У меня нет намерения входить здесь в разбор старых вопросов о природе и значении зла, о возможности теодицеи. Я возражу просто вопросом: как же нужно было быть устроено миру, чтобы эта вера могла быть допустима, по крайней мере, хоть как возможная? Примерно, должен ли был бы естественный порядок быть послушным всякому желанию или даже предупреждать его? Была ли бы у нас тогда причина думать, что естественный ход вещей управляется Провидением на нашу пользу?
Конечно, все мы раз в жизни грезим о стране, в которой нет ни работы и беспокойств, ни худа и зла, – видим желанные сны о рае. Однако, в бодрствующем состоянии мы очень хорошо видим, что рай этот был бы не для нас – до тех пор, пока мы остаемся тем, что мы есть. Мы годимся для земли, а не для рая. Мир, в котором не было бы препятствий и помех, неудач и зла, не был бы миром для нас; где было бы тогда место для сильной воли и смелого действия, для серьезной борьбы и славной победы? Хороша для меня та среда, которая ставит мне сообразные с моими силами задачи. Хорош для народа, хорош для человечества тот мир, который своими препятствиями вызывает и развивает его силы и способности. Без препятствий, естественных и нравственных, не было бы задач и работы, не было бы
Итак, кто хочет доказать, что мир плох, тот должен доказать, что он непригоден для этого, что он не ставит отдельным лицам и обществу подходящих задач, что человек для развития своих естественных способностей нуждается в другом мире. Или по меньшей мере он должен был бы показать, что иначе устроенный мир отвечал бы этим нашим конечным целям лучше, чем тот, который, к несчастью, существует. Пока же этого не сделано, пока нам не представили лучшего мира, – лучшего не по отсутствию в нем тех или иных неудобств и препятствий, а лучшего вообще для законченного развития человеческих задатков, мы позволим себе оставаться при вере, что для нашей природы, как она есть, мир, как он есть, есть соответственный, даже наилучший мир. Мы не утверждаем, что можем ясно видеть это, или доказать; для сравнения у нас нет других возможных миров и других возможных человеческих натур; но мы утверждаем следующее: нет никаких данных, которые противостояли бы вере, что этот мир, как он есть, соответствен для нас и хорош, что пути, пройденные человечеством, пройденные каждым из нас, – пути хорошие, пути Бога. Не существует теодицеи как науки; но не существует и научной антитеодицеи. Рассудок относится безразлично к проблеме, хорош ли мир или дурен.
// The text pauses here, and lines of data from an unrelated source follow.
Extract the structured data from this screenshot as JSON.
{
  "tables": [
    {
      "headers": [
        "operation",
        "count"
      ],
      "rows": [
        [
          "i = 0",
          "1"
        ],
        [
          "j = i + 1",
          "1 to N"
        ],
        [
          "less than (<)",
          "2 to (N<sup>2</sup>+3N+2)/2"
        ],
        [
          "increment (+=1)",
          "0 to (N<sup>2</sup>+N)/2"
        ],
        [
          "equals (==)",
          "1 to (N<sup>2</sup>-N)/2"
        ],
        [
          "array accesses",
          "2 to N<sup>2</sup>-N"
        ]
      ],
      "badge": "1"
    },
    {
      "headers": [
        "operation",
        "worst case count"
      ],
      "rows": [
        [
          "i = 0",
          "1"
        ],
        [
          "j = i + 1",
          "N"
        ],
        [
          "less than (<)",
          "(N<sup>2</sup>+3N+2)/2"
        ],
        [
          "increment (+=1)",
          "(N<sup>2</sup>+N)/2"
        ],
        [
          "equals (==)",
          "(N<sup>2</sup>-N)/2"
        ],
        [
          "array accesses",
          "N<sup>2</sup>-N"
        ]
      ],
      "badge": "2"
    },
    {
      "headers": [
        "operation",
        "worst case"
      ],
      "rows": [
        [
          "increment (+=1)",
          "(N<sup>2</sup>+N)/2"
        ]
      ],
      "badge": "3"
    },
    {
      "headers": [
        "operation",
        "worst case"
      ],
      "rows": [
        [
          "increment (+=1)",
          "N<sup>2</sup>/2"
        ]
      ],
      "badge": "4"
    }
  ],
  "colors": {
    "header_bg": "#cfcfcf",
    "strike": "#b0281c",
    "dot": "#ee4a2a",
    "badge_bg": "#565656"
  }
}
Или можно было бы прибавить: если он вообще и склоняется в ту или другую сторону, то, конечно, не в пользу того воззрения, что действительность дурна, плоха и неподходяща для человека. Кто следует новой биологической теории, тот все-таки скорее приходит к другому воззрению. Если человек не извне посажен на землю, а произошел и вырос вместе с ней самой, то, по-видимому, а priori необходимо согласие его природы с окружающей его средой: он в таком случае всем своим существом приспособлен к этой среде, во всяком другом мире он должен был бы чувствовать себя не на месте. Все его силы и способности, даже сущность его и воля, его чувство и самый рассудок образованы для земли и представляемых ей жизненных условий, – как же, следовательно, может она быть непригодной и нехорошей для этого существа? Была ли она ему недоброй матерью? Правда, она дала ему много суровых уроков. Но, может быть, именно это и было ему нужно. Или ты знаешь это лучше? Так мы возвращаемся к требованию: построй из бесконечной области возможного такой мир, который для воспитания человека был бы лучше и сделал бы больше.